Joanne McGonagle says
Pam, isn’t that inscription just perfect? I didn’t write those words, they are on the angel that Carolyn sent us. That is perfect to us in a memorial flower garden for Willie. Sending you a hug. I don’t think our hearts will ever be the same.
Retta Shanahan says
I loved following Gracey’s journeys. I miss her, too. She is watching over you and sending you little messages of love.
Joanne McGonagle says
Thank you, Retta. I am so happy to know that you loved Gracey too.
Melissa Lapierre says
Your messages to Gracey are just beautiful. Having just lost my own fur baby Tara 2 weeks ago I know exactly what you’re going through. Hugs.
Joanne McGonagle says
I am so sorry for your loss of Tara. Sending you a hug. It is so hard. Keeping you in our thoughts and prayers.
Cindy Loohoo says
Love and hugs for you today. Gracey is always watching over you.
Joanne McGonagle says
Thank you Cindy. I can feel her with me.
BoingyDog says
This is so moving and brought back wonderful memories of my cat and allowed me to share a few tears as well. Thank you for such a warm post.
Joanne McGonagle says
Thank you for joining us on our journey. I am so happy that you have your happy memories of your cat too.
katboxjanitor says
Oh my, you keep honoring the memory of Gracey so beautifully. And I have consumed another few kleenex. I am pleased to hear that Gracey’s outdoor ‘friends’ have remained and you continue to enjoy them…
Annie, Eddie and maybe even Maggie are gaining wisdom from Bad Kitty.
Joanne McGonagle says
Thank you for joining us on our journey. Yes, our backyard friends bring us joy every day. Maybe we need to do a tissue giveaway? 😉
Amy Palmer says
Tears are flowing here.
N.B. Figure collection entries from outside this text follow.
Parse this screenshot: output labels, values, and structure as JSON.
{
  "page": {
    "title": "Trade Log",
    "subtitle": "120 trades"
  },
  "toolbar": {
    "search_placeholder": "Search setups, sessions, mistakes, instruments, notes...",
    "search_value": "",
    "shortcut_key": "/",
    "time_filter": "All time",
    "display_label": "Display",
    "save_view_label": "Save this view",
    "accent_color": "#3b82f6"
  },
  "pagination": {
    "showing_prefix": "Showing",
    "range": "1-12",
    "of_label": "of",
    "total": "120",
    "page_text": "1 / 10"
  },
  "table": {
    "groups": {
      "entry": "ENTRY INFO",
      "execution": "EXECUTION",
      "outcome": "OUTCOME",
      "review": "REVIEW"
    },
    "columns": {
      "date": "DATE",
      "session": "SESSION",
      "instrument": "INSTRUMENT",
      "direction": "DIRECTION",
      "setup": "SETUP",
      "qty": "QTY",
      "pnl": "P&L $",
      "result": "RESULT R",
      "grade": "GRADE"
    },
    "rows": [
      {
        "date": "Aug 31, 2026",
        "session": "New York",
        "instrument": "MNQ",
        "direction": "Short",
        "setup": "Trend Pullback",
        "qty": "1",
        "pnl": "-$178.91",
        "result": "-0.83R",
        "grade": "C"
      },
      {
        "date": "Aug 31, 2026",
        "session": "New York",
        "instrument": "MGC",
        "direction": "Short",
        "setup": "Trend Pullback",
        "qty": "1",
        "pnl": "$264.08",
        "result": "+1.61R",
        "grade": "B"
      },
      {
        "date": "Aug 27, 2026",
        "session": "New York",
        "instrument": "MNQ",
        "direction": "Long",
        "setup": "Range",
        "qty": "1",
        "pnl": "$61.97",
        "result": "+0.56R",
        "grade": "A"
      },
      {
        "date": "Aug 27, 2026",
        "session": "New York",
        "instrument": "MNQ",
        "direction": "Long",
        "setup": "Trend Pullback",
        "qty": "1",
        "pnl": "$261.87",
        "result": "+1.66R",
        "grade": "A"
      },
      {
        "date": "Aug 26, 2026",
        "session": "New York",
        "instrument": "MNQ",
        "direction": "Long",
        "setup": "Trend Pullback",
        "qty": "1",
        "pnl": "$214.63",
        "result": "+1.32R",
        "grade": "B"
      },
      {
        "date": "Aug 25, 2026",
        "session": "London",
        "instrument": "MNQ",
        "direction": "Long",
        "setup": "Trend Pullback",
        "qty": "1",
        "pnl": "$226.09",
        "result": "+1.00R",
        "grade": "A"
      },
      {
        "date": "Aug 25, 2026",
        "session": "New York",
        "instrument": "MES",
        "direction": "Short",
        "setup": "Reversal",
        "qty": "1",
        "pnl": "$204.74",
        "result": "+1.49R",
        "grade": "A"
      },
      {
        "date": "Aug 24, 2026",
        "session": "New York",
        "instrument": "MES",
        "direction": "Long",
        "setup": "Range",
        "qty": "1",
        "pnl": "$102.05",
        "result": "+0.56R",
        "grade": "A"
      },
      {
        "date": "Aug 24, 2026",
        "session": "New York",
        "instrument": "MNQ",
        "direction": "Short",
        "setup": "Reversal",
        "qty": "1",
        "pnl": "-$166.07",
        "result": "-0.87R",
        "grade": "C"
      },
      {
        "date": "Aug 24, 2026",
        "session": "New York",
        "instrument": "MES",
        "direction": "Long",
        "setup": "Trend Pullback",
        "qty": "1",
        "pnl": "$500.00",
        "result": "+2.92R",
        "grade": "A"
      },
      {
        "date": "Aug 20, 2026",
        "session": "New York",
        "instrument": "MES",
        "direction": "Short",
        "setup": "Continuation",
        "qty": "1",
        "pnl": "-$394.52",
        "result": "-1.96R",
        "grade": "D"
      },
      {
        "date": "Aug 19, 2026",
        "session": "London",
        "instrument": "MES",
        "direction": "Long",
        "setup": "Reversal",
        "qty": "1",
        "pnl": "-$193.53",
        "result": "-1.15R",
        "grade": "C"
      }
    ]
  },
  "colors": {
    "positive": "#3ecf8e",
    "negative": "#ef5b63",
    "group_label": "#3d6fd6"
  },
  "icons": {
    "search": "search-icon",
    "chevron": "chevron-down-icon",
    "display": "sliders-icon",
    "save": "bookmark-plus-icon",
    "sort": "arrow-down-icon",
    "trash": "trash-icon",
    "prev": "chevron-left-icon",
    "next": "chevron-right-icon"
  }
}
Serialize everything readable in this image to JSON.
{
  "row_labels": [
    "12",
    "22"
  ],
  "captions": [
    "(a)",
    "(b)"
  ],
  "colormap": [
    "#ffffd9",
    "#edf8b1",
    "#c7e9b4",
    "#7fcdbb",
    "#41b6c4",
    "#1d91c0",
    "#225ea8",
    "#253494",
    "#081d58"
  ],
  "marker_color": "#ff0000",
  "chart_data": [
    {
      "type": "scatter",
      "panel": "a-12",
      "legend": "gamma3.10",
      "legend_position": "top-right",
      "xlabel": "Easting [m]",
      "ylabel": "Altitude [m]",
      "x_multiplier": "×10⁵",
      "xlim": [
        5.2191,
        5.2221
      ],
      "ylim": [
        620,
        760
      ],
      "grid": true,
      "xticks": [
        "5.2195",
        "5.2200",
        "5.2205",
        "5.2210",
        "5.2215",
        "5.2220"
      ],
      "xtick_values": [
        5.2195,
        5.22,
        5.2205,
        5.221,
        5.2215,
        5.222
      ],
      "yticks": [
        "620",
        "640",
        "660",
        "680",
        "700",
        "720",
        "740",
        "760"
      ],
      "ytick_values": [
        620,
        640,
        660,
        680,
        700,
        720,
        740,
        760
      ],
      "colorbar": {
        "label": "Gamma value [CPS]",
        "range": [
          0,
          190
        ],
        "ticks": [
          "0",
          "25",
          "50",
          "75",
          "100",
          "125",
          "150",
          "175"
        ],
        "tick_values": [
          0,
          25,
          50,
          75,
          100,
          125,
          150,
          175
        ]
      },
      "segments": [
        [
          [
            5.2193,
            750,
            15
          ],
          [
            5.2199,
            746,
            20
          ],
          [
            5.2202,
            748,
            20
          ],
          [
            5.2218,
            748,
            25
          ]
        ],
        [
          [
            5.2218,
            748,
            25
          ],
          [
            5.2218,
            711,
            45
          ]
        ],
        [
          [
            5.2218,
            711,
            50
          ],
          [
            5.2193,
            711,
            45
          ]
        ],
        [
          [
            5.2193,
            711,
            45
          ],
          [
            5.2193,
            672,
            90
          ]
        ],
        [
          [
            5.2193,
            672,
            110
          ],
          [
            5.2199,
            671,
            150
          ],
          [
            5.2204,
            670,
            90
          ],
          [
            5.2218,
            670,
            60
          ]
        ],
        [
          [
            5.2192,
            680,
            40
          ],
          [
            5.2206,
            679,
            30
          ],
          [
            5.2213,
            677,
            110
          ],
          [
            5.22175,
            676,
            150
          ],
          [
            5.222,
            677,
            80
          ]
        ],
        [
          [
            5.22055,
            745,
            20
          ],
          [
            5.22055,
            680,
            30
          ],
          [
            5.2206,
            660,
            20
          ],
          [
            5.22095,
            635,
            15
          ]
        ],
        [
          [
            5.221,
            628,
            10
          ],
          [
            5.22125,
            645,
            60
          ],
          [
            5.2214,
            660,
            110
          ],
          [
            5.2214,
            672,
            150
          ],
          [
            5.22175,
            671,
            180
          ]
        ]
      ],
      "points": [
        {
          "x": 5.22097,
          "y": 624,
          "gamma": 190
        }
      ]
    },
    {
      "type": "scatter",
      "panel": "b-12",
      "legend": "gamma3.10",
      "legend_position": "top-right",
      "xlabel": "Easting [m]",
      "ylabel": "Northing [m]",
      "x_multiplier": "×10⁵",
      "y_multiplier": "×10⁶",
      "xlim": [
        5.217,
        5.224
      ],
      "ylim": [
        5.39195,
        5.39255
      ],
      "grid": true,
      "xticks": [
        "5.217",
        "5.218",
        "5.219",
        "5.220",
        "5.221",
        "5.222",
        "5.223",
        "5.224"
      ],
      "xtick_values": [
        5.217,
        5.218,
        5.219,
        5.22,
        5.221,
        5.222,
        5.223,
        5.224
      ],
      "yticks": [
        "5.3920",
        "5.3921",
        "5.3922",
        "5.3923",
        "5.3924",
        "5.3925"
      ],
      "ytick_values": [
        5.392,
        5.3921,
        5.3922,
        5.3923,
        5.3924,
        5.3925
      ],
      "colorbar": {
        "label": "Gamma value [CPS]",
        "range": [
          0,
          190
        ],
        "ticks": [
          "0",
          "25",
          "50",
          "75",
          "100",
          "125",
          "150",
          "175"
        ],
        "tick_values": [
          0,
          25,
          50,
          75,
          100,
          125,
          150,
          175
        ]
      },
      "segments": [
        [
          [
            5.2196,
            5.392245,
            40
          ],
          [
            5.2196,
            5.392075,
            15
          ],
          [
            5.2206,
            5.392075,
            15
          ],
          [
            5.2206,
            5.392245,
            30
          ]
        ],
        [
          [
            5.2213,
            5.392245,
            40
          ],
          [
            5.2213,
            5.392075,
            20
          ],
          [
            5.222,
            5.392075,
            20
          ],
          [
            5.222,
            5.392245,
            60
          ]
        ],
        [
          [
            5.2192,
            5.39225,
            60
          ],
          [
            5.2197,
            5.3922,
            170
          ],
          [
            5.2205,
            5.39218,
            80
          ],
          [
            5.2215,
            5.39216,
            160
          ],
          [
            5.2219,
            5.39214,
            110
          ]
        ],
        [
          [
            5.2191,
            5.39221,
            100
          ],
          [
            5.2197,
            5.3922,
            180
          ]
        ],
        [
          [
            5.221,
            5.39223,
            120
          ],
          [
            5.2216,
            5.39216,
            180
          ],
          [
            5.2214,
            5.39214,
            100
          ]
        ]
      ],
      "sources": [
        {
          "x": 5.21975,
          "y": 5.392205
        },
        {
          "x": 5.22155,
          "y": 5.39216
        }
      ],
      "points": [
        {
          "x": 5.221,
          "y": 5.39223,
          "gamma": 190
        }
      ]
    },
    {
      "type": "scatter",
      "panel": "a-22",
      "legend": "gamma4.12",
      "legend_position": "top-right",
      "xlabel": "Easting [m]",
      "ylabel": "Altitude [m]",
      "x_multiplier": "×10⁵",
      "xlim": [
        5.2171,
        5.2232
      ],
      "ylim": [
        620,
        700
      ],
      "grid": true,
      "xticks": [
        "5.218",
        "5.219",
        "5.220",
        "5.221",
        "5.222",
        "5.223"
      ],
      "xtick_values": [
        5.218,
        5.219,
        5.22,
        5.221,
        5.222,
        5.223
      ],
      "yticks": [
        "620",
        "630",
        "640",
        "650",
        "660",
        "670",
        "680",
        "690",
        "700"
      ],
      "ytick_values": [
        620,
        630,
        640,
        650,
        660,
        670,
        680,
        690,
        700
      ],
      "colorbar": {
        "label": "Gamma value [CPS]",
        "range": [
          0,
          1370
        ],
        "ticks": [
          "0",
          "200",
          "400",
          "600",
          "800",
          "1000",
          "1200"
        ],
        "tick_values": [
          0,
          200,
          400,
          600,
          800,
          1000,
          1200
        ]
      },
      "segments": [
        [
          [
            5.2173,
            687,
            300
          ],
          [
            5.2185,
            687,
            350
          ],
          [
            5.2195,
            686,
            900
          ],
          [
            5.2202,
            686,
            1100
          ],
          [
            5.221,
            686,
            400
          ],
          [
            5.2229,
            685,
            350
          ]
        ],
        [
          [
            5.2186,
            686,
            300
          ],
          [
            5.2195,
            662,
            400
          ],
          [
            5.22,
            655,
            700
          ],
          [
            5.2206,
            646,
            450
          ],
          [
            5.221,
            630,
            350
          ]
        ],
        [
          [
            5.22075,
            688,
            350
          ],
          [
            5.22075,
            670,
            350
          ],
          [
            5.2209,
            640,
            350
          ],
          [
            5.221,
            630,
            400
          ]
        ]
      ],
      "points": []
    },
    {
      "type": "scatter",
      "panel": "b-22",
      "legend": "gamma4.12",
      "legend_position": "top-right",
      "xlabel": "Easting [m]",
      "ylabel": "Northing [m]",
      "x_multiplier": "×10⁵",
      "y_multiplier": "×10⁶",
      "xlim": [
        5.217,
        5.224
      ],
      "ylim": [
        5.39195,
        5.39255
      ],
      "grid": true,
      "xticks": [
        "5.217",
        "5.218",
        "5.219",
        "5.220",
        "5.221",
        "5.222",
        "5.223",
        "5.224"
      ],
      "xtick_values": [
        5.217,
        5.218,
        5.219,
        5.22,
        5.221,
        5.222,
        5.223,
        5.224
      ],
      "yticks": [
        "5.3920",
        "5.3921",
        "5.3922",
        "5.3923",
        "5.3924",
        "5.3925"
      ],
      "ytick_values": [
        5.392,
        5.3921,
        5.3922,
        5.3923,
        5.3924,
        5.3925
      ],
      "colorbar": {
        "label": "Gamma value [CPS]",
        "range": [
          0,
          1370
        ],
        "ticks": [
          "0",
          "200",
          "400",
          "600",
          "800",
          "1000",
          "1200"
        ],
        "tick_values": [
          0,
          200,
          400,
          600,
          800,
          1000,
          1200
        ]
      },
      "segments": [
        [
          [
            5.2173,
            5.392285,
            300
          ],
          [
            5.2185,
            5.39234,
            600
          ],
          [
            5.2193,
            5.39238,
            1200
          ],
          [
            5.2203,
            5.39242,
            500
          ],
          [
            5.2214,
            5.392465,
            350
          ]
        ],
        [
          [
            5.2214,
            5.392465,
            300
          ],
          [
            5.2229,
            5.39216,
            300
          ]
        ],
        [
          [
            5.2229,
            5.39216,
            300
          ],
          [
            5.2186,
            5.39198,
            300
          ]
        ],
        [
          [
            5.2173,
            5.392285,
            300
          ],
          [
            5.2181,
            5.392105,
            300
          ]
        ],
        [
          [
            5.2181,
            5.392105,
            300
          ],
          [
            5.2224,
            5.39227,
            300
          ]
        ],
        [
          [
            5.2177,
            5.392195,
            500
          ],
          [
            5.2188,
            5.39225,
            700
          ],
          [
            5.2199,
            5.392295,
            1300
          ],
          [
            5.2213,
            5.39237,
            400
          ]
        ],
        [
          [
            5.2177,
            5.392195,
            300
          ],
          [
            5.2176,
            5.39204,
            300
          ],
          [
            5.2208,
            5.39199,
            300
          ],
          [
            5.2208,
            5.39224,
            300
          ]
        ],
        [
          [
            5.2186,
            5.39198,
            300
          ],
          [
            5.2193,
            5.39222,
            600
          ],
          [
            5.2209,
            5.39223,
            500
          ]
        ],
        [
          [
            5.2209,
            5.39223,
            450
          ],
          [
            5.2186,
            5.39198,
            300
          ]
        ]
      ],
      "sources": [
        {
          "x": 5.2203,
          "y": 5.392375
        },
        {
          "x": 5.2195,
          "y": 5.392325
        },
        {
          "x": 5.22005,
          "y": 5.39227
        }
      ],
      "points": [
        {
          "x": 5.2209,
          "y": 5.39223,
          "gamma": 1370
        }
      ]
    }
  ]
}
Some are for you, some are for Maggie, some are for me, and some are for my friend who lost her basset hound a couple weeks ago. You’re right, there are bigger problems in the world, but right now, broken hearts are ours.
Joanne McGonagle says
Thank you Amy. Our hearts are trying to mend and we are now remembering all the love and laughter we had with Gracey. One step at a time.
Allison Colony says
This is a lovely letter to Gracey – I know you both still really miss her, but she will always be in your hearts. As long as you remember all the fun times you had with her, she will never really be gone.
Joanne McGonagle says
Thank you Allison. We remember Gracey now with some laughter and smiles. She is here with me in my heart.
Elaine H says
Oh..This made me cry..You have such a beautiful way with words. I can feel your love for sweet Gracey. Thank you for sharing your story with all of us.
Joanne McGonagle says
I don’t mean to make you cry Elaine. We are making our way down our new road with Gracey in our hearts. Thank you for joining us on the journey.